The problem set for our solution by Almighty God is just this—as stated in this missionary view of it: How, being free, two races as dissimilar as are the white and black races, now equal before the law, can live side by side under the same government and live in prosperity and peace. This problem must be solved, and it must be solved aright. And we may be sure that the ultimate solution of blessing for both races does not, and can not, lie in any retrograde movement toward the old darkness and bondage, but forward in the direction of the larger light and truer liberty of Christ. If the colored race, as a race, seems to have reached a point when "a little knowledge is a dangerous thing," its hope and ours lie not in a return to ignorance and degradation, but in pressing on to that larger knowledge and truer wisdom, the beginning of which is the fear of God, and the fullness of which is a hearty recognition and cordial acceptance and discharge of the obligations and trusts of a Christian manhood and Christian citizenship. The condition of the colored race, indeed, is but a necessary stage in its upward and onward march. It is no other than we have always had reason to expect would be reached. That the mile-stone of to-day marks so great progress is cause for profound gratitude. The new features of the situation and the fresh difficulties are those, and those only, which are incident to progress.

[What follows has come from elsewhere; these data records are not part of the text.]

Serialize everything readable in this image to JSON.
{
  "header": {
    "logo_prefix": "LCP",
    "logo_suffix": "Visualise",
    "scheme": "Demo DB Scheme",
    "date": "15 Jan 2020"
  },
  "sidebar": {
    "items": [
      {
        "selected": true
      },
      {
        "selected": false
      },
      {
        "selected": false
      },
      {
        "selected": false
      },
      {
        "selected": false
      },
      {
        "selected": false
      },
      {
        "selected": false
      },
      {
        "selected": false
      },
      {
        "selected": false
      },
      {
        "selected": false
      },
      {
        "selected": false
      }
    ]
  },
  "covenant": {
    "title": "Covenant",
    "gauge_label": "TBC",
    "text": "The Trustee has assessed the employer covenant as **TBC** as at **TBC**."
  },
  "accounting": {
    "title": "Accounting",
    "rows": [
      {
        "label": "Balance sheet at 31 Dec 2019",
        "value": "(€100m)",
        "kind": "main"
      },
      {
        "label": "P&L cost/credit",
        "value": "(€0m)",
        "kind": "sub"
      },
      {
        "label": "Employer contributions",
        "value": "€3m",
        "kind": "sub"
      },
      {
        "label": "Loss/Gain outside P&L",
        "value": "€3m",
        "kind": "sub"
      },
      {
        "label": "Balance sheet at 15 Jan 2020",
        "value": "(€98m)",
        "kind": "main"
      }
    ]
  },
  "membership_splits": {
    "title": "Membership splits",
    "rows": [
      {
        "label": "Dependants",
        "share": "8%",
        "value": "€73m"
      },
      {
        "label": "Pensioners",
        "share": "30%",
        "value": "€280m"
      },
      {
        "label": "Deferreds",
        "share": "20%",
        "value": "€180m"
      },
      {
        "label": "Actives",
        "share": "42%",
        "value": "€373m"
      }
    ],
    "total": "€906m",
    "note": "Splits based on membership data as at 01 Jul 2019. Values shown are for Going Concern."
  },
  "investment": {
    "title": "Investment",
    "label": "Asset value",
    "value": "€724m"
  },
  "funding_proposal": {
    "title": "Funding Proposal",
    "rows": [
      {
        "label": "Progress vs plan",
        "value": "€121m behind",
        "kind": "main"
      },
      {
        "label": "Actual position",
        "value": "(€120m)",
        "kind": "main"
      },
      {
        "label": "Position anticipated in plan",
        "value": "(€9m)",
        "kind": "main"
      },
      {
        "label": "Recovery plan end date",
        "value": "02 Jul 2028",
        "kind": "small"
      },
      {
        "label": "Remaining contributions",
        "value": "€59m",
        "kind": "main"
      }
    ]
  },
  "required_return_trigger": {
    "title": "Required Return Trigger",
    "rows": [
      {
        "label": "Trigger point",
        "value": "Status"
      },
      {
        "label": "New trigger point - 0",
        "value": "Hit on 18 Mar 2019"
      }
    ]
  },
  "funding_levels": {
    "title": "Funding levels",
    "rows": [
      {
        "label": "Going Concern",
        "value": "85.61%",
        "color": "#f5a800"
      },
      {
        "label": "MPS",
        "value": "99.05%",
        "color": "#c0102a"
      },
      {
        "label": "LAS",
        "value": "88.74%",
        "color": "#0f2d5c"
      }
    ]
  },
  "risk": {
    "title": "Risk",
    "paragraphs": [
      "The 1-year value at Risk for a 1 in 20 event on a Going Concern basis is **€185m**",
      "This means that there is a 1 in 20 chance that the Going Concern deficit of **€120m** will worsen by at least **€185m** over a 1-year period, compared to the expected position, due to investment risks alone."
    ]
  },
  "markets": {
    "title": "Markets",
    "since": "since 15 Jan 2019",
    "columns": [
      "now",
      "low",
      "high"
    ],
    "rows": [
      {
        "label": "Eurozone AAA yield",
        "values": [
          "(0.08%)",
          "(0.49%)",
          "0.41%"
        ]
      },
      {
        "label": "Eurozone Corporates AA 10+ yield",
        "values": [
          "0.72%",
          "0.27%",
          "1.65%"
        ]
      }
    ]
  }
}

There is but one solution for the Southern problem, and that is the solution for which this Association has labored from the beginning, and which this paper urges. Christianity in its highest forms, an intelligent Christian manhood, is that solution. It is an impressive thought that it is the mission of this Association, more than all other institutions and agencies, to develop that Christian sentiment among the colored people, and indirectly among the whites, which shall create a balance of power which shall save the races and the nation from that conflict which without it seems inevitable. This fact is a trumpet call to us to press the work of the Association in its schools and colleges and churches with renewed vigor and devotion.
And we would especially emphasize the necessity of preserving the unity of the educational and religious work of the Association to this end. Every teacher must be a missionary as truly as every preacher. And this unity of purpose and effort must be felt. Church and school, as in the past, must continue to stand together in the minds and labors of the people that there may be no exaltation of education at the expense of religion. In the dark days of slavery, it was faith in God that sustained the Negro, that inspired his songs, and that made him strong to endure and patient to wait. And it was by the power of God that he was at last set free. Never did the colored man need that faith in God, and in an overruling and guiding Providence, more than now, when the goal of liberty and equality is so nearly attained, and yet strangely delayed. Nobly do the leaders of the race realize that faith, and seek to lead their brethren into it.
It belongs to this Association, by all the agencies at its command, to teach this people to be patient and to wait upon the Lord, to endure hardship, to leave vengeance with the Lord, and, accepting the responsibilities of liberty and citizenship, to gird themselves to meet them in the spirit and in the strength of a grand Christian manhood. This the history of this people warrants us in expecting from them. To this manhood, struggle and work we welcome them, and in it we pledge them our Christian support.
Let this be the temper of those who hold the balance of power between the races in the South, and in no long time the slumbering conscience of the Southern white will respond. The noble utterances of the Southerners, who already demand that the Golden Rule shall be applied to the race problem, prove that it is already waking to life and power. It will be felt then that it cannot be safe to sin against God, to despise even the least of his children; that it must be safe to follow in the way where he leads, to do his bidding, and to give equal rights to all, and to treat all men as brethren. And thus the missionary view prevailing, and the missionary solution accepted, the perils and conflicts of to-day will disappear as the storm-cloud passes, and the difficulties of race relations now anticipated will adjust themselves in God's way, and in God's time—the way of Christian manhood and brotherhood, of righteousness and of peace.